The silver-grey sky hovered overhead through the morning, quiet and peaceful.
Twilight and an ominous rumbling sounded from the east. No storm clouds. This was artillery, on the move.
Lights winked on in the town, warm, golden, and homey. The boys rubbed their hands up and down the sleeves of their threadbare coats. Frost hung on their breath. They resisted pulling the flaps of their caps down over their ears, straining instead to hear.
Scouts reported enemy troop movements only a mile away.
The order came from Sommers – make ready the weapons. “Men look to your powder.”
“Here it comes,” Lenny tensed.
Lee tugged his glove off to load powder into his musket. His frozen fingers, trying to sift it into the small chamber, were clumsy and spilled almost half. “War in winter,” he muttered.
Cannons on the low hillside just above them thundered a volley overhead. Screams in the field before them spoke of their effectiveness. Lee shuddered.
“I’m afraid, Lord, sore afraid.”
“My son, I too have been afraid. I am with you. I will not forsake you.”
Answering volleys poured over the earthen barrier. A ball struck Sommers in the thigh. His scream was obscured by the sound of muskets close at hand.
As the embankment began to crumble under the assault Lee glimpsed the lights of the town for the barest instant. Their peace – that’s why they were fighting this war. The thought gave him strength.
“Lee, I’m hit.” Lenny’s voice was raspy and Lee stared in horror at his friend’s eviscerated chest.
“Hang on Lenny, hang on brother! Oh Mama! Oh Jesus! Just hang on!”
“Lee…I’m…scared. Tell me…your…Jesus…is real. Is he…real Lee?”
“Help me Lord.” Lee barely breathed the prayer.
“I am with you always.”
Peace enveloped the younger man. He knelt by his friend and prayed.
“I seen…it…Lee. In…your eyes…I …seen it. Peace. I…want…that peace. I want…your Jesus.”
“Lenny, I think you jus’ found Him. Or He done found you.”
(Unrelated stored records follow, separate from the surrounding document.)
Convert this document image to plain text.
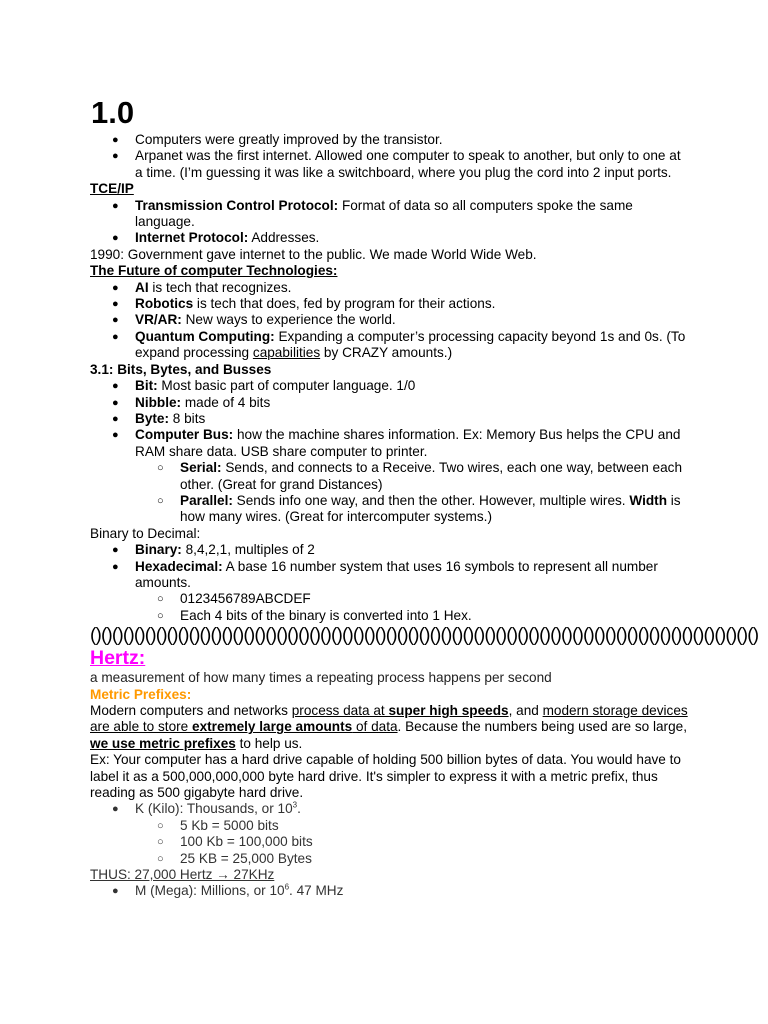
1.0
● Computers were greatly improved by the transistor.
● Arpanet was the first internet. Allowed one computer to speak to another, but only to one at a time. (I’m guessing it was like a switchboard, where you plug the cord into 2 input ports.
TCE/IP
● Transmission Control Protocol: Format of data so all computers spoke the same language.
● Internet Protocol: Addresses.
1990: Government gave internet to the public. We made World Wide Web.
The Future of computer Technologies:
● AI is tech that recognizes.
● Robotics is tech that does, fed by program for their actions.
● VR/AR: New ways to experience the world.
● Quantum Computing: Expanding a computer’s processing capacity beyond 1s and 0s. (To expand processing capabilities by CRAZY amounts.)
3.1: Bits, Bytes, and Busses
● Bit: Most basic part of computer language. 1/0
● Nibble: made of 4 bits
● Byte: 8 bits
● Computer Bus: how the machine shares information. Ex: Memory Bus helps the CPU and RAM share data. USB share computer to printer.
○ Serial: Sends, and connects to a Receive. Two wires, each one way, between each other. (Great for grand Distances)
○ Parallel: Sends info one way, and then the other. However, multiple wires. Width is how many wires. (Great for intercomputer systems.)
Binary to Decimal:
● Binary: 8,4,2,1, multiples of 2
● Hexadecimal: A base 16 number system that uses 16 symbols to represent all number amounts.
○ 0123456789ABCDEF
○ Each 4 bits of the binary is converted into 1 Hex.
()()()()()()()()()()()()()()()()()()()()()()()()()()()()()()()()()()()()()()()()()()()()()()()()()()()()()()()()()()()()()
Hertz:
a measurement of how many times a repeating process happens per second
Metric Prefixes:
Modern computers and networks process data at super high speeds, and modern storage devices are able to store extremely large amounts of data. Because the numbers being used are so large, we use metric prefixes to help us.
Ex: Your computer has a hard drive capable of holding 500 billion bytes of data. You would have to label it as a 500,000,000,000 byte hard drive. It's simpler to express it with a metric prefix, thus reading as 500 gigabyte hard drive.
● K (Kilo): Thousands, or $10^3$.
○ 5 Kb = 5000 bits
○ 100 Kb = 100,000 bits
○ 25 KB = 25,000 Bytes
THUS: 27,000 Hertz → 27KHz
● M (Mega): Millions, or $10^6$. 47 MHz
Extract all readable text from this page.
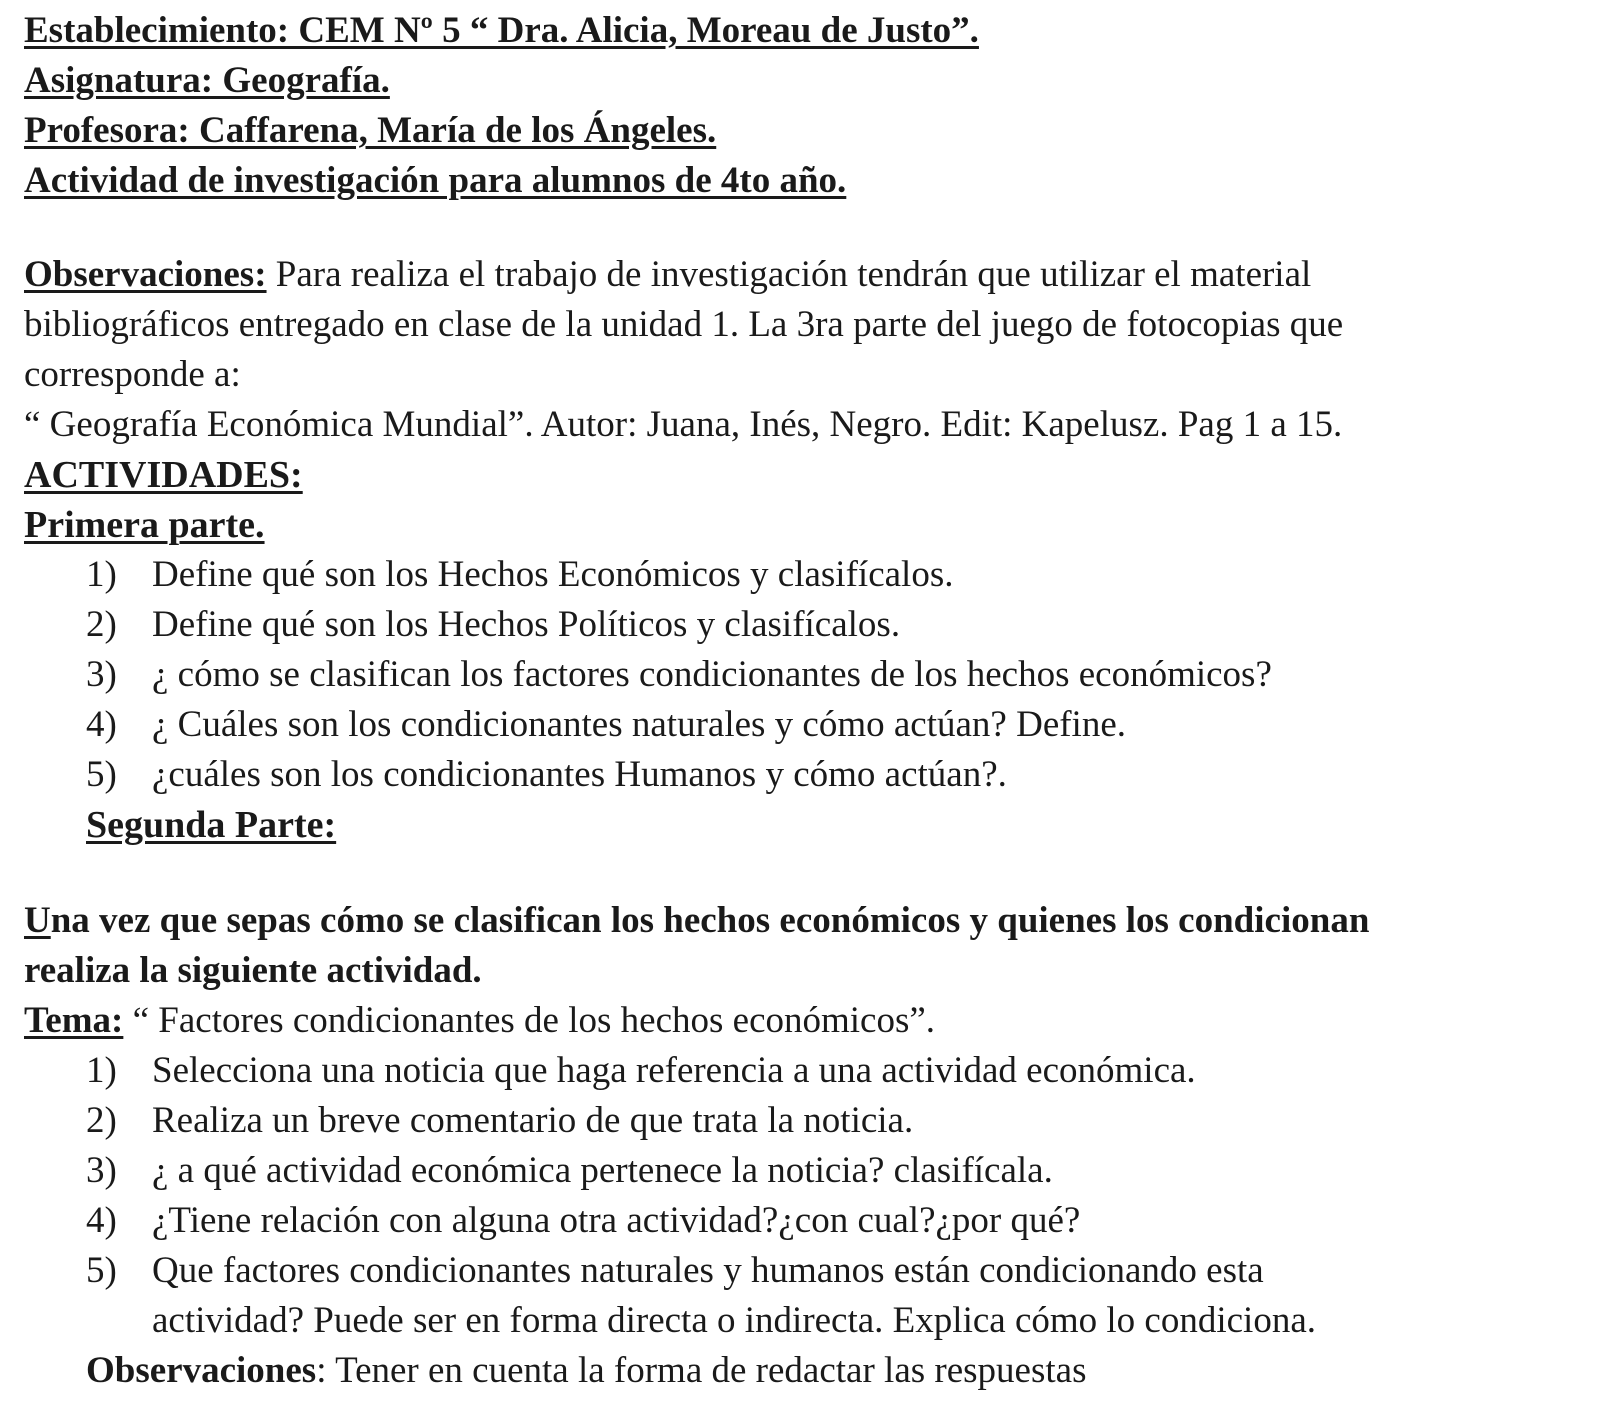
Establecimiento: CEM Nº 5 “ Dra. Alicia, Moreau de Justo”.
Asignatura: Geografía.
Profesora: Caffarena, María de los Ángeles.
Actividad de investigación para alumnos de 4to año.
Observaciones: Para realiza el trabajo de investigación tendrán que utilizar el material
bibliográficos entregado en clase de la unidad 1. La 3ra parte del juego de fotocopias que
corresponde a:
“ Geografía Económica Mundial”. Autor: Juana, Inés, Negro. Edit: Kapelusz. Pag 1 a 15.
ACTIVIDADES:
Primera parte.
1) Define qué son los Hechos Económicos y clasifícalos.
2) Define qué son los Hechos Políticos y clasifícalos.
3) ¿ cómo se clasifican los factores condicionantes de los hechos económicos?
4) ¿ Cuáles son los condicionantes naturales y cómo actúan? Define.
5) ¿cuáles son los condicionantes Humanos y cómo actúan?.
Segunda Parte:
Una vez que sepas cómo se clasifican los hechos económicos y quienes los condicionan
realiza la siguiente actividad.
Tema: “ Factores condicionantes de los hechos económicos”.
1) Selecciona una noticia que haga referencia a una actividad económica.
2) Realiza un breve comentario de que trata la noticia.
3) ¿ a qué actividad económica pertenece la noticia? clasifícala.
4) ¿Tiene relación con alguna otra actividad?¿con cual?¿por qué?
5) Que factores condicionantes naturales y humanos están condicionando esta
actividad? Puede ser en forma directa o indirecta. Explica cómo lo condiciona.
Observaciones: Tener en cuenta la forma de redactar las respuestas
Another blast – too close.
A red fog enveloped him and Lee was blinded. His musket fell to the frozen earth.
Spring came and they danced among green fields – sweet alyssum, hollyhocks, bluebonnets, and twined around the trunks of mighty oak trees was fragrant wisteria. Soft light suffused the entire earth. Here, there was no war.
Lenny smiled as he introduced his beloved Cassie to Lee.
And the One to whom they turned with reverence and delight welcomed them to the mountaintop mansions of home.
“Well done, good and faithful servant...come and share your Master’s happiness.”